Molecular pathway describing how miR-34a possibly regulates induction of bi-potential ESCs. miR-34a directly inhibits the Gata2 transcription factor. Upon miR-34a deficiency, Gata2 binds and activates MERVL loci, with the aid of other factor/s inhibited by miR-34a (“X”). Activated MERVL loci act as alternative promoters to MERVL-proximal genes, which possibly regulate the bi-potential transcriptome. The extent to which MERVL activation plays a role in inducing the bi-potential state is currently unknown, and hence it is possible that other factors (“Y”) work in parallel to mediate the bi-potential state, downstream of Gata2 and X. Red cross depicts inhibition, green arrow depicts induction and grey arrow stands for possible induction.

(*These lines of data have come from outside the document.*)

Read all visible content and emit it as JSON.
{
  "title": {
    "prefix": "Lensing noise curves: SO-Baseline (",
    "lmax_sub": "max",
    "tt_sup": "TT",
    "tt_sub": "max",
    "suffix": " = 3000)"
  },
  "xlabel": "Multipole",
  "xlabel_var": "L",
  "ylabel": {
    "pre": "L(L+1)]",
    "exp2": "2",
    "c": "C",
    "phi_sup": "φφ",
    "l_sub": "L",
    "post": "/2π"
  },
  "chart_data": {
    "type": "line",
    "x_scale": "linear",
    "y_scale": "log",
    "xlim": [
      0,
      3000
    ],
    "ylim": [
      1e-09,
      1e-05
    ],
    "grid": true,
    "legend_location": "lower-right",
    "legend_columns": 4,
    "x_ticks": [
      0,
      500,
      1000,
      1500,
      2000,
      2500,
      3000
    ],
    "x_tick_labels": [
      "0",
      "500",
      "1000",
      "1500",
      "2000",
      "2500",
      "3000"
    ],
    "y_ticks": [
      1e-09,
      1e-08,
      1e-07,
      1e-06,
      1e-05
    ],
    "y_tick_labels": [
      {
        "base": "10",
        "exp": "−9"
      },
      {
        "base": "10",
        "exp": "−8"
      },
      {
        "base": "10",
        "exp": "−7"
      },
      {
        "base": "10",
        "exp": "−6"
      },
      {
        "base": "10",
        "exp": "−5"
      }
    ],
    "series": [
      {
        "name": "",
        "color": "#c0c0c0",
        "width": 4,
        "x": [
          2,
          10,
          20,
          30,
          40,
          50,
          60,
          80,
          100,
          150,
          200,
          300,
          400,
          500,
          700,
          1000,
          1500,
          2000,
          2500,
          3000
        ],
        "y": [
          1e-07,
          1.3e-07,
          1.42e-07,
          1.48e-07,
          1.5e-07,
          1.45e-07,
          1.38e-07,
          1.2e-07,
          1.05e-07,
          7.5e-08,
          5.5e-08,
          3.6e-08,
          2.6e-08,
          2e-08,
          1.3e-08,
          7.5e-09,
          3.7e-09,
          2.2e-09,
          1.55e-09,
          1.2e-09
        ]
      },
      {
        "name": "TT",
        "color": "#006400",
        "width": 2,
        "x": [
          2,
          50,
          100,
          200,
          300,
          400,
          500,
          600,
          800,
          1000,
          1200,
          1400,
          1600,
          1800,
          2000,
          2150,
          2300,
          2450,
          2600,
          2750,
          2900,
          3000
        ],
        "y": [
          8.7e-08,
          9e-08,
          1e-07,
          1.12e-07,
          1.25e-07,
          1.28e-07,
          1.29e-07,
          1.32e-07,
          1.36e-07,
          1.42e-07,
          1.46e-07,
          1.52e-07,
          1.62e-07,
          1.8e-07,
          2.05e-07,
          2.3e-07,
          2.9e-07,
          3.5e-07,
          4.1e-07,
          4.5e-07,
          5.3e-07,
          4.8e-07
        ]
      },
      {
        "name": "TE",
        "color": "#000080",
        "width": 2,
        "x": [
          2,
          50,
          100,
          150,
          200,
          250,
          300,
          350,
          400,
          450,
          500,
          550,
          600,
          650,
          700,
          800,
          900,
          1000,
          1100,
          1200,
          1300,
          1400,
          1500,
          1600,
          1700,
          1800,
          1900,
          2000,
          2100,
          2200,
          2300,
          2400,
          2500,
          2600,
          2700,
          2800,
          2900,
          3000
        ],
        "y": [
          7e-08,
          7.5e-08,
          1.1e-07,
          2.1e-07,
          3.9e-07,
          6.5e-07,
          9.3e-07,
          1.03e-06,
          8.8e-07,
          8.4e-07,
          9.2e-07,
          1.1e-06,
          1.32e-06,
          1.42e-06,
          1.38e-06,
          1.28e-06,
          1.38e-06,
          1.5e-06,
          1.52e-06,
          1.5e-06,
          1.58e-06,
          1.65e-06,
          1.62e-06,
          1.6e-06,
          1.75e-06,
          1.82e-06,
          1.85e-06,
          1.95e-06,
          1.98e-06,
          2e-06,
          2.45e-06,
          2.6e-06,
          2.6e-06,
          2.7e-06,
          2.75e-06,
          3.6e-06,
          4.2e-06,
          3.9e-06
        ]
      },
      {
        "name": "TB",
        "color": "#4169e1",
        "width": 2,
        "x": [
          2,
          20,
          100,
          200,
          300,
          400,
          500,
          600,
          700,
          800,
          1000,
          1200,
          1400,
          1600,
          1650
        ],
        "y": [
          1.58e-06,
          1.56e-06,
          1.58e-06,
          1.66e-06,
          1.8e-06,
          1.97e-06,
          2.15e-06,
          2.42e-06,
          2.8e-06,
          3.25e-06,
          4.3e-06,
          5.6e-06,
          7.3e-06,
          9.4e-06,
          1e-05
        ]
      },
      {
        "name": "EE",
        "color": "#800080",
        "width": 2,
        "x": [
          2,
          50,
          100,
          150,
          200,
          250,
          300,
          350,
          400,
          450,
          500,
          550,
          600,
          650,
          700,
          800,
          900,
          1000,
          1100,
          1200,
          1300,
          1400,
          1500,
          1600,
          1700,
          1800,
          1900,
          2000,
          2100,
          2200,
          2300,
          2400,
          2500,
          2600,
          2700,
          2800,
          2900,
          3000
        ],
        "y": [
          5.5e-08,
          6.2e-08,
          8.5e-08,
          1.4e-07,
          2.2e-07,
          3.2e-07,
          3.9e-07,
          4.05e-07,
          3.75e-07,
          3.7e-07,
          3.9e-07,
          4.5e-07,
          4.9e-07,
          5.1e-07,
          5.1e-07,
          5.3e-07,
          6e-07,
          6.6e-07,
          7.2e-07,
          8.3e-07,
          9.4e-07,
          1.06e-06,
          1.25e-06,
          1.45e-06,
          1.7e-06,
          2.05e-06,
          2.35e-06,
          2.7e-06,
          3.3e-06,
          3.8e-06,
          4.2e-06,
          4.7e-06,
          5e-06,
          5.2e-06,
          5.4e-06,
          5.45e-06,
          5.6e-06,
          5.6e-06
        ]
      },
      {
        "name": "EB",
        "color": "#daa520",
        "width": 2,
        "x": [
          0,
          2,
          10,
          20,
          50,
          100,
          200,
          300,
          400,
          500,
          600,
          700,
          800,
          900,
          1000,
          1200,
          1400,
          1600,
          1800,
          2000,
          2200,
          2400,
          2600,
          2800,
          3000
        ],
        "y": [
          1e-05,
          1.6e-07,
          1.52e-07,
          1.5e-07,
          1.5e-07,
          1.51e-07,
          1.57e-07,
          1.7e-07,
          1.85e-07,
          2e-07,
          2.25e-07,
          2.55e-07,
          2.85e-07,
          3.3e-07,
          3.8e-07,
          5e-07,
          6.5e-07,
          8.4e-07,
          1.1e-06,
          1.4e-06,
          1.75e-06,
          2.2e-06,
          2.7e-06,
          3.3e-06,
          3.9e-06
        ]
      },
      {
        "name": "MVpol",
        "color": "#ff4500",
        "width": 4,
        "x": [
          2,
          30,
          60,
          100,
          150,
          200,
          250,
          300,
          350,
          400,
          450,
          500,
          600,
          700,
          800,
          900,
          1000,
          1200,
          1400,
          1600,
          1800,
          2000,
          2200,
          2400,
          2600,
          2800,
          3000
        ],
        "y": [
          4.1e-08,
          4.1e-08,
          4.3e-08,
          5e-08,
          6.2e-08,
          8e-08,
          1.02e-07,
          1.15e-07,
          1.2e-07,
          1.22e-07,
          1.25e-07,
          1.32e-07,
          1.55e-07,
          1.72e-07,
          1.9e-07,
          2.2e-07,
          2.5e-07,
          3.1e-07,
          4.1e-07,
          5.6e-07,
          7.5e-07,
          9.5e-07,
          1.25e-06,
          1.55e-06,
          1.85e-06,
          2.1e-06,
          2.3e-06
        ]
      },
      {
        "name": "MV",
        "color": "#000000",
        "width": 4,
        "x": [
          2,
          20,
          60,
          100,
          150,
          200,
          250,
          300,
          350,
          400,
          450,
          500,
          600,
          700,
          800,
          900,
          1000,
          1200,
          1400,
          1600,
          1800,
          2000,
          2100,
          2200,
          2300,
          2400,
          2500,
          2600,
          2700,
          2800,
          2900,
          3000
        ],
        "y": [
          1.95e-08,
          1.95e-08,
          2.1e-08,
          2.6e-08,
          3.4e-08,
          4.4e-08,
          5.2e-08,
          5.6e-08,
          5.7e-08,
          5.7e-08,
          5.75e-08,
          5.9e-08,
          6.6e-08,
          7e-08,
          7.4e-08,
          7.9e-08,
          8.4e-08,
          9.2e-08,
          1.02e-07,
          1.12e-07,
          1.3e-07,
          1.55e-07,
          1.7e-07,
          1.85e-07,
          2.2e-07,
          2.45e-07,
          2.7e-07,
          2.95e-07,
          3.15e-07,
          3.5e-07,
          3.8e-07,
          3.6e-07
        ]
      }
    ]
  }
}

This study demonstrates a role of miR-34a deficiency in inducing bi-potential cells from pluripotent stem cells. It is the first study to describe a molecular mechanism of how MERVL loci are activated in induced bi-potential cells. Nevertheless, several interesting questions remain unanswered (Figure 1): is the activation of MERVL merely a marker for the extended cell-fate potential of 2C-stage embryos and bi-potential ESCs? Alternatively, does this activation play a mechanistic role in generating this unique transcriptome, possibly through MERVL-proximal gene activation? On this regard, does Gata2 contribute to a bi-potential phenotype via its positive effect on MERVL, or through another molecular mechanism? Moreover, in this study, Gata2 was shown to be a necessary but insufficient factor for MERVL induction in miR-34a-deficient cells, as its overexpression in WT ESCs was unable to activate MERVL. This raises the question of which other factor/s are repressed by miR-34a, which are important players in Gata2-mediated activation of MERVL (and in achieving a bi-potential phenotype) upon miR-34a de-repression. It has been shown that several gatekeepers such as Elf5 safeguard ESCs from transdifferentiating into trophoblast stem cells (TSCs, TE equivalent) by a mechanism involving methylation⁹. Thus, other intriguing questions are whether the methylation status of these gatekeepers is deregulated in miR-34a^−/− pluripotent stem cells, and whether completely reprogrammed transdifferentiated-TSCs can be attained in miR-34a^−/− pluripotent stem cells, without genetic manipulations. However, the present study provides us with considerable insight into the molecular barriers behind the first cell-fate decision and the mechanisms governing cell plasticity, characteristic of totipotency. Such understanding could later be translated into new therapeutic avenues.